Ele segue: “Não sei o nível de conforto que o pessoal tá, né, pra fazer essa questão aí”, em uma possível referência ao restante do corpo técnico da Receita no Aeroporto Internacional de Guarulhos, onde estavam as joias retidas.

O superintendente em São Paulo, por sua vez, responde que estava “fora” e, por isso, ainda não tinha visto o e-mail. No áudio, ele também parece fazer uma referência aos funcionários da alfândega:

“Mas o pessoal quer fazer muito bem feito e tem preocupação pelos valores, pela situação, por tudo que aconteceu. Então, quer fazer todos os registros, fazer certinho, incorporação para a União, né?”, diz Mazarin.

Depois, ele pergunta se o documento que falta iria ser disponibilizado e menciona a equipe responsável pela elaboração do documento.

O subsecretário Assis responde que a preocupação com o valor da mercadoria é “pertinente”, mas que, independentemente do preço, eles estariam “incorporando a mercadoria para o patrimônio público, que é a Presidência da República”.
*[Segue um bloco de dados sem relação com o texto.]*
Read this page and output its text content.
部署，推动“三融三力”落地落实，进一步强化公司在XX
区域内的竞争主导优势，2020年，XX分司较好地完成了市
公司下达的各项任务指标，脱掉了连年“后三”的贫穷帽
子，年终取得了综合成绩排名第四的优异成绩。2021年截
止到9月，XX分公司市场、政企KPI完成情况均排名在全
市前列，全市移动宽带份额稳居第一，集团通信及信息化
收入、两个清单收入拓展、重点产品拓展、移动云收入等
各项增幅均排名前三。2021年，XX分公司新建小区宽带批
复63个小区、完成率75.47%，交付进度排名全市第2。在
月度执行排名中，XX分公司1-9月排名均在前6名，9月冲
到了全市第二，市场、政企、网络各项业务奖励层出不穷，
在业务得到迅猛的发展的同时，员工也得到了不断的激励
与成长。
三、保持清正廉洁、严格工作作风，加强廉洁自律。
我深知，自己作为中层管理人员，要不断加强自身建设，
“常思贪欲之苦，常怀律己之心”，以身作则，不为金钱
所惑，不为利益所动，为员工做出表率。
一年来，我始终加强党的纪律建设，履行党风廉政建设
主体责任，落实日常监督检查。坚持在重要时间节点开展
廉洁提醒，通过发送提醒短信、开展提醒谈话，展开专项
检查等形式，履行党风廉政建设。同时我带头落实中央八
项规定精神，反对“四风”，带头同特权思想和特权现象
“A gente tem que olhar a documentação, verificar, de fato, que comprova que é da União, e a partir daí, porque o valor assusta de fato né, um colar, acho que um colar de um milhão de euros, se eu não me engano, é assustador né, de fato. Mas se é da União, encaminha-se à União”, diz Assis.

Não está claro, nem pelo ofício assinado por Mauro Cid e nem pelas mensagens trocadas pelos funcionários da Receita, se a tentativa de incorporação das joias de R$ 16,5 milhões era, de fato, ao acervo público da Presidência ou ao acervo pessoal de Jair Bolsonaro.
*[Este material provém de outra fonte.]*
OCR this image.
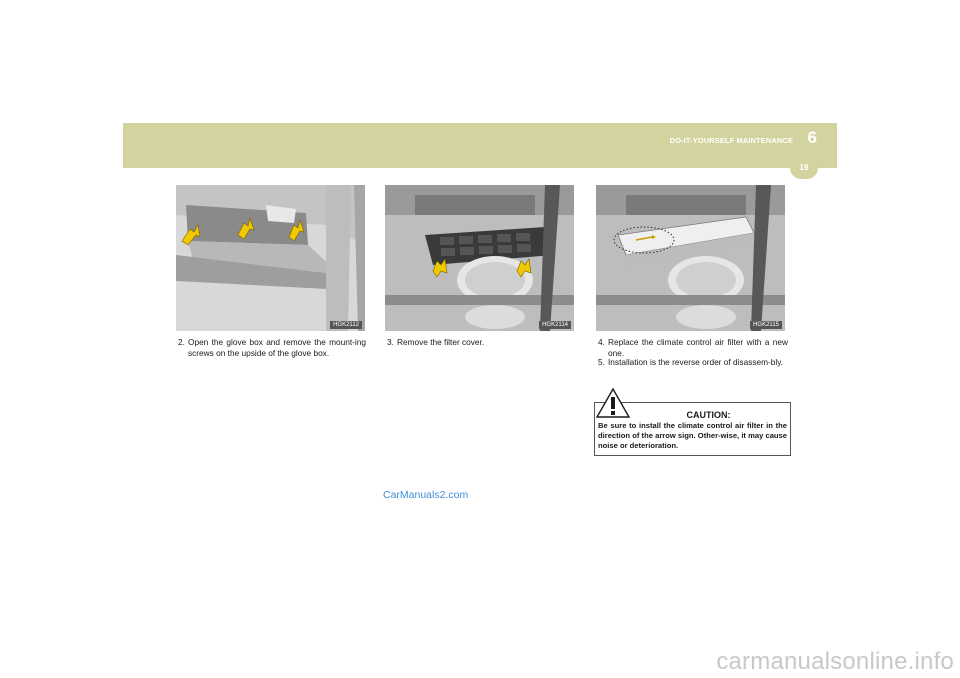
DO-IT-YOURSELF MAINTENANCE 6
19
HGK2112	HGK2114	HGK2115
2. Open the glove box and remove the mount-ing screws on the upside of the glove box.
3. Remove the filter cover.	4. Replace the climate control air filter with a new one.
5. Installation is the reverse order of disassem-bly.
CAUTION:
Be sure to install the climate control air filter in the direction of the arrow sign. Other-wise, it may cause noise or deterioration.
CarManuals2.com
carmanualsonline.info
A Polícia Federal ainda está investigando qual seria o verdadeiro destino dado às joias, caso elas tivessem sido retiradas da alfândega.

Um segundo pacote de joias que veio na mesma comitiva governamental em outubro de 2021 e não foi declarado à Receita chegou a ser recebido pessoalmente pelo então Presidente da República. No último dia 24 de março, a defesa de Jair Bolsonaro devolveu os itens deste segundo pacote por determinação do Tribunal de Contas da União.

No dia 29 de dezembro, chefe da Receita volta a pressionar funcionários pela liberação

No dia 29 de dezembro, Gomes, então chefe da Receita, manda uma nova mensagem de áudio por WhatsApp ao Superintendente do órgão em São Paulo, dizendo que entre 17h e 20h, um “avião da Força Aérea Brasileira” iria até Guarulhos para “cumprir essa missão”.

“O coronel me passou agora esse pedido, precisa saber quem procurar, quem vai estar lá. (…) Só queria saber a quem procurar”, diz Gomes, em referência a mais um pedido do tenente-coronel Mauro Cid. “Se você souber o nome do chefe ali da alfândega que vai estar presente, aí tu me avisa, por favor.”

Horas depois, em mais um áudio a Mazarin, Gomes diz que enviou um e-mail para o subsecretário da Receita, Assis. O e-mail seria para, nas palavras dele, “dar essa tranquilidade aí para aqueles que estão trabalhando nesse processo de trabalho e pra mostrar também a urgência”.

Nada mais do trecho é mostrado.